3.1.6 Setting Up the Cluster High-Speed Failover Function

Overview

If one of the nodes that configure a cluster system fails and a heartbeat fails, the PRIMECLUSTER shutdown facility forcibly shuts down the failed node.

If the heartbeat fails due to a panic, the failed node collecting a crash dump is forcibly shut down and then crash dump collection ends in the middle. This means that you may not be able to collect information for troubleshooting.

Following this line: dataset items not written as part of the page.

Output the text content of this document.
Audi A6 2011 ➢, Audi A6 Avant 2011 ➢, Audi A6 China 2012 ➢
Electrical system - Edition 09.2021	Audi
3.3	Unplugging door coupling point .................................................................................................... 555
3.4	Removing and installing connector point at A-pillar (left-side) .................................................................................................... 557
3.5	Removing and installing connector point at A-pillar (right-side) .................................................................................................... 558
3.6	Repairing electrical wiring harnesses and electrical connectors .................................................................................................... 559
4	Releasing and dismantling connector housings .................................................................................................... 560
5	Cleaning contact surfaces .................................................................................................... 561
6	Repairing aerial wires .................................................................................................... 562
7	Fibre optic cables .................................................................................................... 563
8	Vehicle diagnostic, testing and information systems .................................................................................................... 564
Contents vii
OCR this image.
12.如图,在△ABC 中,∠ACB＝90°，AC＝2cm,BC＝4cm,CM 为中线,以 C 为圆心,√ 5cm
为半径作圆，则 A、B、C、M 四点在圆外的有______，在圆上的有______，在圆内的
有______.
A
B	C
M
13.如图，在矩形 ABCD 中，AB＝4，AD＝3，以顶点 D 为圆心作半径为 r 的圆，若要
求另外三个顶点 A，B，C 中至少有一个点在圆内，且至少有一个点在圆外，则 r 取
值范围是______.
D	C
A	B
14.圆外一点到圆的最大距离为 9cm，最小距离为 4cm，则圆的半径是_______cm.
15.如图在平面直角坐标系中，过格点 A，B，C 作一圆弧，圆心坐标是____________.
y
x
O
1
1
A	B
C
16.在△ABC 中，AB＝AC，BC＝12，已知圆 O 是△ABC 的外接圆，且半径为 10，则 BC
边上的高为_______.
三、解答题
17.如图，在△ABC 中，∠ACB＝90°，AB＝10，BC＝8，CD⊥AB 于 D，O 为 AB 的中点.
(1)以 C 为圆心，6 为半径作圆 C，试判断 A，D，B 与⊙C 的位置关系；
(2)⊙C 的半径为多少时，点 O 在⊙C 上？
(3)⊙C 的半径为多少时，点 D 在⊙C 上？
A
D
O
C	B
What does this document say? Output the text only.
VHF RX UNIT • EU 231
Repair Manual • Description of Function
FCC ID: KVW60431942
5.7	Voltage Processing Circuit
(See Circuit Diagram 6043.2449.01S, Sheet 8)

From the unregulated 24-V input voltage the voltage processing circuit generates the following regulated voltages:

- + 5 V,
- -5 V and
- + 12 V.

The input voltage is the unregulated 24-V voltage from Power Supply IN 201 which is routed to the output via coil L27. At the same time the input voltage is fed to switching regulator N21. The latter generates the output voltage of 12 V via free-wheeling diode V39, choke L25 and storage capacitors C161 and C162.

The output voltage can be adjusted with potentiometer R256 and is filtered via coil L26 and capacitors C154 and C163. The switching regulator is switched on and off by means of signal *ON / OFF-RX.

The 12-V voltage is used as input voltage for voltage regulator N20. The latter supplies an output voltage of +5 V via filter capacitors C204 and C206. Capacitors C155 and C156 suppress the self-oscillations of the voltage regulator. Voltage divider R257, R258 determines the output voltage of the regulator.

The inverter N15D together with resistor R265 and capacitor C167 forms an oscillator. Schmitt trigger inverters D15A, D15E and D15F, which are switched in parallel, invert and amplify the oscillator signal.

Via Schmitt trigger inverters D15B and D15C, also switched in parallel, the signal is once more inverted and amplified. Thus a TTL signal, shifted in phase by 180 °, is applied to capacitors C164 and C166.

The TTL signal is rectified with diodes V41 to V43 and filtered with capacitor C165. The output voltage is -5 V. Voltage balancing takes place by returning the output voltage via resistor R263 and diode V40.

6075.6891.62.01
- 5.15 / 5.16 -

The cluster high-speed failover function prevents a node from being forcibly shut down during crash dump collection, and at the same time, enables the ongoing operations on the failed node to be quickly moved to another node during crash dump collection.

kdump

As shown in the above figure, the cluster high-speed failover function allows for panic status setting and reference through BMC (Baseboard Management Controller) or iRMC when a heartbeat monitoring failure occurs. The node that detects the failure can consider that the other node is stopped and takes over ongoing operation without forcibly shutting down the node that is collecting a crash dump.

Note

If you reset the node that gets panicked during crash dump collection, crash dump collection will fail. Do not reset the node during crash dump collection.
When the node completes collecting the crash dump after it gets panicked, the behavior of the node follows the setting of kdump.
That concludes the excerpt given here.